Late yesterday, a federal judge in Texas temporarily paused adjudications through the Biden administration’s new "Keeping Families Together" program, reports Valerie Gonzalez of the Associated Press.
U.S. District Judge J. Campbell Barker placed an administrative stay on the program for at least 14 days after 16 Republican-led states brought a legal challenge. The administration can continue to accept applications but cannot approve them, as Miriam Jordan, Hamed Aleaziz and Serge F. Kovaleski report in The New York Times.
"The lawsuit is a devastating setback for a program that would have a tremendously positive impact on Texas’ families, communities, economy and workforce," Zaira Garcia of FWD.us writes in a Dallas Morning News op-ed.
Earlier in the day, a group of families who would be eligible — six undocumented immigrants and their U.S. citizen spouses — filed a motion seeking to help preserve the program, reports David Noriega of NBC News.
"I’ve been waiting for over a decade for a program like this," said Foday Turay, who was brought to the U.S. as a child. "Living in a country where you’ve been paying taxes for years, and yet you have to face the constant fear of being torn from your family and your community — when is that fear going to stop?"
As a reminder, the program covers immigrants who already are eligible for legal status and eventual citizenship. Without it, "the process could include a years-long wait outside of the U.S.," as Gonzalez notes. Read our full explainer.
Welcome to Tuesday’s edition of The Forum Daily. I’m Dan Gordon, the Forum’s VP of strategic communications, and the great Forum Daily team also includes Jillian Clark, Joanna Taylor, Ally Villarreal and Clara Villatoro. If you have a story to share from your own community, please send it to me at [email protected].

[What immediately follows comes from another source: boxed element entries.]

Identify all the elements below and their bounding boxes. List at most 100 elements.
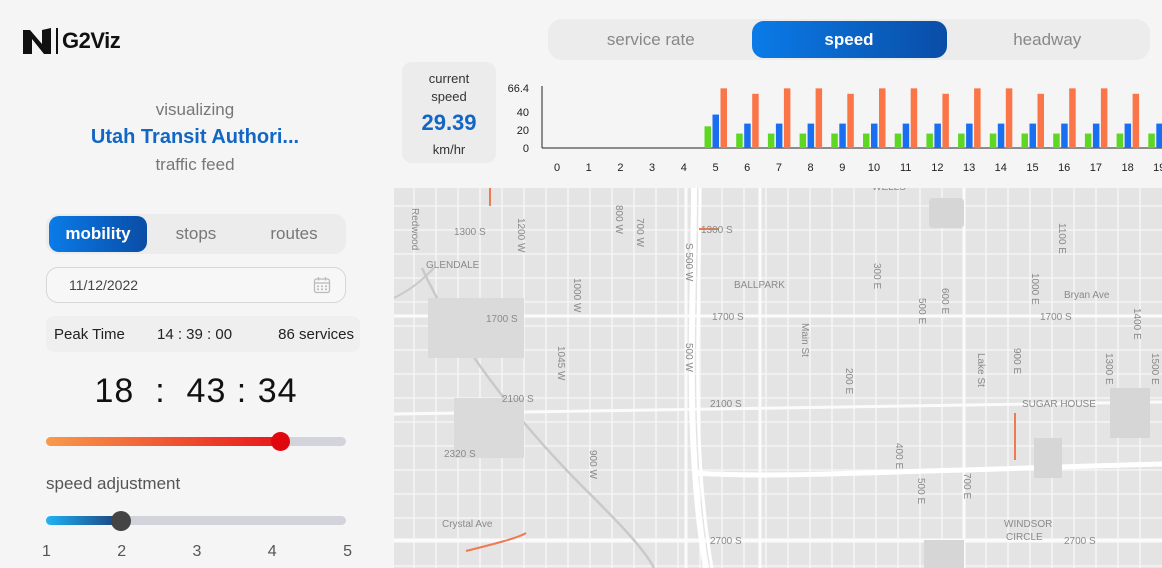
map-street-label: WELLS	[872, 188, 906, 193]
speed-slider[interactable]	[46, 511, 346, 531]
current-speed-unit: km/hr	[432, 142, 466, 157]
x-tick-label: 13	[963, 162, 975, 174]
tab-stops[interactable]: stops	[147, 216, 245, 252]
bar	[807, 123, 815, 148]
speed-slider-thumb[interactable]	[111, 511, 131, 531]
time-slider-thumb[interactable]	[271, 432, 290, 451]
x-tick-label: 8	[808, 162, 814, 174]
bar	[966, 123, 973, 148]
y-tick-label: 20	[517, 125, 529, 137]
bar	[910, 88, 918, 148]
bar	[926, 133, 933, 148]
y-tick-label: 40	[517, 107, 529, 119]
speed-tick: 3	[192, 543, 202, 560]
current-speed-label: current speed	[428, 71, 470, 104]
peak-services: 86 services	[278, 325, 354, 343]
bar	[720, 88, 727, 148]
clock-value: 18 : 43 : 34	[94, 372, 298, 410]
x-tick-label: 15	[1026, 162, 1038, 174]
bar	[942, 93, 949, 148]
bar	[879, 88, 886, 148]
x-tick-label: 3	[649, 162, 655, 174]
current-time: 18 : 43 : 34	[46, 372, 346, 411]
map-street-label: 700 E	[961, 473, 972, 499]
bar	[839, 123, 846, 148]
peak-label: Peak Time	[54, 325, 125, 343]
map-street-label: 1200 W	[515, 218, 526, 253]
bar	[1053, 133, 1060, 148]
transit-map[interactable]: Redwood 1300 S 1200 W 800 W 700 W S 500 W 1300…	[394, 188, 1162, 568]
peak-info: Peak Time 14 : 39 : 00 86 services	[46, 316, 360, 352]
map-street-label: S 500 W	[683, 243, 694, 282]
bar	[775, 123, 783, 148]
bar	[1100, 88, 1108, 148]
tab-service-rate[interactable]: service rate	[550, 21, 752, 58]
x-tick-label: 12	[931, 162, 943, 174]
map-street-label: 900 W	[587, 450, 598, 479]
speed-tick: 4	[267, 543, 277, 560]
speed-slider-fill	[46, 516, 121, 525]
bar	[902, 123, 910, 148]
bar	[752, 93, 759, 148]
map-street-label: Redwood	[409, 208, 420, 250]
time-slider[interactable]	[46, 432, 346, 451]
map-street-label: 1300 S	[701, 225, 733, 236]
x-tick-label: 18	[1121, 162, 1133, 174]
bar	[1005, 88, 1013, 148]
speed-tick: 1	[42, 543, 51, 560]
bar	[847, 93, 854, 148]
bar	[1124, 123, 1132, 148]
bar	[1037, 93, 1044, 148]
bar	[989, 133, 997, 148]
date-value: 11/12/2022	[69, 277, 139, 293]
bar	[997, 123, 1005, 148]
x-tick-label: 6	[744, 162, 750, 174]
bar	[1116, 133, 1124, 148]
map-street-label: 1700 S	[486, 314, 518, 325]
map-street-label: 400 E	[893, 443, 904, 469]
x-tick-label: 4	[681, 162, 687, 174]
map-street-label: 800 W	[613, 205, 624, 234]
x-tick-label: 19	[1153, 162, 1162, 174]
time-slider-fill	[46, 437, 280, 446]
tab-routes[interactable]: routes	[245, 216, 343, 252]
speed-adjustment-label: speed adjustment	[46, 474, 181, 493]
x-tick-label: 1	[586, 162, 592, 174]
x-tick-label: 7	[776, 162, 782, 174]
map-street-label: GLENDALE	[426, 260, 480, 271]
map-street-label: 700 W	[634, 218, 645, 247]
x-tick-label: 9	[839, 162, 845, 174]
speed-bar-chart: 66.440200012345678910111213141516171819	[508, 83, 1162, 174]
map-street-label: 500 E	[916, 298, 927, 324]
tab-headway[interactable]: headway	[947, 21, 1149, 58]
calendar-icon[interactable]	[313, 276, 331, 294]
date-field[interactable]: 11/12/2022	[46, 267, 346, 303]
bar	[934, 123, 941, 148]
map-street-label: 2100 S	[710, 399, 742, 410]
map-street-label: SUGAR HOUSE	[1022, 399, 1096, 410]
metric-tabs: service rate speed headway	[548, 19, 1150, 60]
map-street-label: Crystal Ave	[442, 519, 493, 530]
map-street-label: 500 W	[683, 343, 694, 372]
peak-time: 14 : 39 : 00	[157, 325, 233, 343]
feed-suffix: traffic feed	[155, 155, 235, 174]
map-street-label: 1300 E	[1103, 353, 1114, 385]
map-street-label: 2700 S	[710, 536, 742, 547]
bar	[767, 133, 775, 148]
bar	[712, 114, 719, 148]
map-street-label: 1300 S	[454, 227, 486, 238]
map-street-label: 2100 S	[502, 394, 534, 405]
map-street-label: 300 E	[871, 263, 882, 289]
bar	[744, 123, 751, 148]
tab-speed[interactable]: speed	[751, 21, 947, 58]
bar	[783, 88, 791, 148]
x-tick-label: 16	[1058, 162, 1070, 174]
bar	[1084, 133, 1092, 148]
x-tick-label: 5	[712, 162, 718, 174]
y-tick-label: 66.4	[508, 83, 529, 95]
bar	[1132, 93, 1140, 148]
map-street-label: Main St	[799, 323, 810, 357]
map-street-label: BALLPARK	[734, 280, 785, 291]
tab-mobility[interactable]: mobility	[49, 216, 147, 252]
bar	[831, 133, 838, 148]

MISCONCEPTIONS — Former President Trump’s conflation of asylum seekers with mental health patients "is a trope many decades in the making," historian Mauricio Castro writes for Time. Castro points to 1980s narratives about the Mariel boatlift that painted new immigrants — who mostly have had a positive impact on the U.S. — as "undesirables." Similarly, while visiting the Arizona-Mexico border, Trump made several false claims about migrants and crime rates, reports Emily Bregel of the Arizona Daily Star.
CROSSINGS — The Biden administration’s asylum restrictions are lowering border encounters, but at a cost, reports Hamed Aleaziz of The New York Times. Since June, the number of people asking for asylum in the U.S. has dropped by 50%, according to new data. Advocates are warning that the restrictions are blocking some people who have valid asylum claims. Meanwhile, Texas’ Operation Lone Star restrictions have not appeared to stem crossings relative to other states, reports Benjamin Wermund of the Houston Chronicle.

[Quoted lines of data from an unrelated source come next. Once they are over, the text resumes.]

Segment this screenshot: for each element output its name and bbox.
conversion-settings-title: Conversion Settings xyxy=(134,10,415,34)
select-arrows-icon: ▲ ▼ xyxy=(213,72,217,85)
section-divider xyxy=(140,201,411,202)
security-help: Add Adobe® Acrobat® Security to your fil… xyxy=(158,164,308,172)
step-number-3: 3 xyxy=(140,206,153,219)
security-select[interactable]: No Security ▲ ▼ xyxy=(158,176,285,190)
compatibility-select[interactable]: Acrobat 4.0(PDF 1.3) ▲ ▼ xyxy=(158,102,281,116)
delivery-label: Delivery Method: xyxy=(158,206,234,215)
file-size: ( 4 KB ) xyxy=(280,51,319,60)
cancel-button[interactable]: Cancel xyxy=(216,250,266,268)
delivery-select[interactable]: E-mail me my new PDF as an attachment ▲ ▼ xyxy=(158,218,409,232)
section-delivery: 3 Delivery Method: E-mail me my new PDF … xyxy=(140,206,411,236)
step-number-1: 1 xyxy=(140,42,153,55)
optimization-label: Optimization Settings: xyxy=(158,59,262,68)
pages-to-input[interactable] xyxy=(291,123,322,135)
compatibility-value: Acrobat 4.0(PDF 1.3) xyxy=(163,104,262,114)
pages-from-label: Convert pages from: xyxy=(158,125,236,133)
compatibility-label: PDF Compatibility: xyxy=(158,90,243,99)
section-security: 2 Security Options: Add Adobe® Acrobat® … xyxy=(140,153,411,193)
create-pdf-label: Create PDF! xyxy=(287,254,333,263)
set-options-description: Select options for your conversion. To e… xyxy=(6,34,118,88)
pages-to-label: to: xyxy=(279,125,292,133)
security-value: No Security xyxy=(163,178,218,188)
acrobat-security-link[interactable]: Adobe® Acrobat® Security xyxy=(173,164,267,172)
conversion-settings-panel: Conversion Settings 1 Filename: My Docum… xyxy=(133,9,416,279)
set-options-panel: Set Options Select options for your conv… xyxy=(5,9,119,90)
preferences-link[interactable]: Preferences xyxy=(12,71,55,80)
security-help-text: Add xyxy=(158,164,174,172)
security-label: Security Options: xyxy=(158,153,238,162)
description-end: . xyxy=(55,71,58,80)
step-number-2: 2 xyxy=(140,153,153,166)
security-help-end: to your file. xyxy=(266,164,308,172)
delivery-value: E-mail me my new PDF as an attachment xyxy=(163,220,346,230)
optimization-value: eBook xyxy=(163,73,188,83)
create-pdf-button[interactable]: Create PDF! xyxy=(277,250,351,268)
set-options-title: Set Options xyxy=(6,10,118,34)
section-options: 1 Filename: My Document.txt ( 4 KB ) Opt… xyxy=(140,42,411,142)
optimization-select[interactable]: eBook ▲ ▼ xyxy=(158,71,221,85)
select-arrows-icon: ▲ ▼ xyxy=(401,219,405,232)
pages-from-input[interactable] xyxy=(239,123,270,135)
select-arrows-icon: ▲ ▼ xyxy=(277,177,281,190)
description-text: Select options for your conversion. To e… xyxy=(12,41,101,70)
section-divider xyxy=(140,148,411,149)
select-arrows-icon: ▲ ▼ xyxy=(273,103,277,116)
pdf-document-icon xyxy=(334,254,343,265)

ARREST — Authorities have charged Guatemalan Rigoberto Román Miranda Orozco in connection with the 2022 death of 53 migrants in an abandoned tractor-trailer in Texas, Sonia Pérez D. and Jim Vertuno of the Associated Press report. The Justice Department is seeking Miranda Orozco’s extradition. He is charged with "six counts of migrant smuggling resulting in death or serious injury in the deadliest human smuggling attempt across the U.S.-Mexico border," Pérez D. and Vertuno write.

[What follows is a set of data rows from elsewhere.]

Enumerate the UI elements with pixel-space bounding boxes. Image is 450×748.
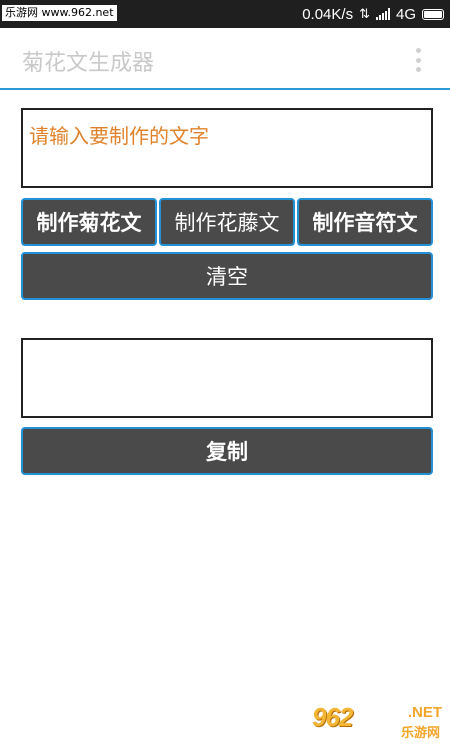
app-title: 菊花文生成器: [22, 51, 155, 76]
signal-strength-icon: [375, 8, 390, 20]
status-indicators: 0.04K/s ⇅ 4G: [302, 0, 444, 28]
data-transfer-icon: ⇅: [359, 6, 370, 21]
output-textarea[interactable]: [21, 338, 433, 418]
battery-icon: [422, 8, 444, 20]
make-huateng-button[interactable]: 制作花藤文: [159, 198, 295, 246]
watermark-logo-number: 962: [312, 702, 353, 732]
watermark-top: 乐游网 www.962.net: [2, 5, 117, 21]
clear-button[interactable]: 清空: [21, 252, 433, 300]
input-text: 请输入要制作的文字: [29, 124, 209, 148]
watermark-logo: 962 .NET 乐游网: [312, 702, 444, 742]
make-yinfu-button[interactable]: 制作音符文: [297, 198, 433, 246]
watermark-logo-cn: 乐游网: [400, 726, 440, 741]
network-speed: 0.04K/s: [302, 5, 354, 23]
action-bar: 菊花文生成器: [0, 28, 450, 90]
overflow-menu-icon[interactable]: [416, 48, 422, 72]
network-type: 4G: [395, 5, 416, 23]
watermark-logo-net: .NET: [407, 704, 442, 721]
copy-button[interactable]: 复制: [21, 427, 433, 475]
make-juhua-button[interactable]: 制作菊花文: [21, 198, 157, 246]
status-bar: 乐游网 www.962.net 0.04K/s ⇅ 4G: [0, 0, 450, 28]
input-textarea[interactable]: 请输入要制作的文字: [21, 108, 433, 188]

SHELTER RESTRICTIONS — In Quincy, Massachusetts, about 50 Haitian migrants were forced to sleep outside Monday amid shelter restrictions, reports Peter Blandino of The Patriot Ledger. Half of the group were children. While the Boston Immigrant Justice Accompaniment Network has kept many off the streets, limited funds stopped them from being able to assist this time. "It's insane, inhumane policy," network organizer Judy Wolberg said of the state government’s lack of response.
P.S. In Cleveland, a youth-centered organization is helping former refugee children feel more comfortable in their transition to a new place, reports Najee Hall of Signal Cleveland.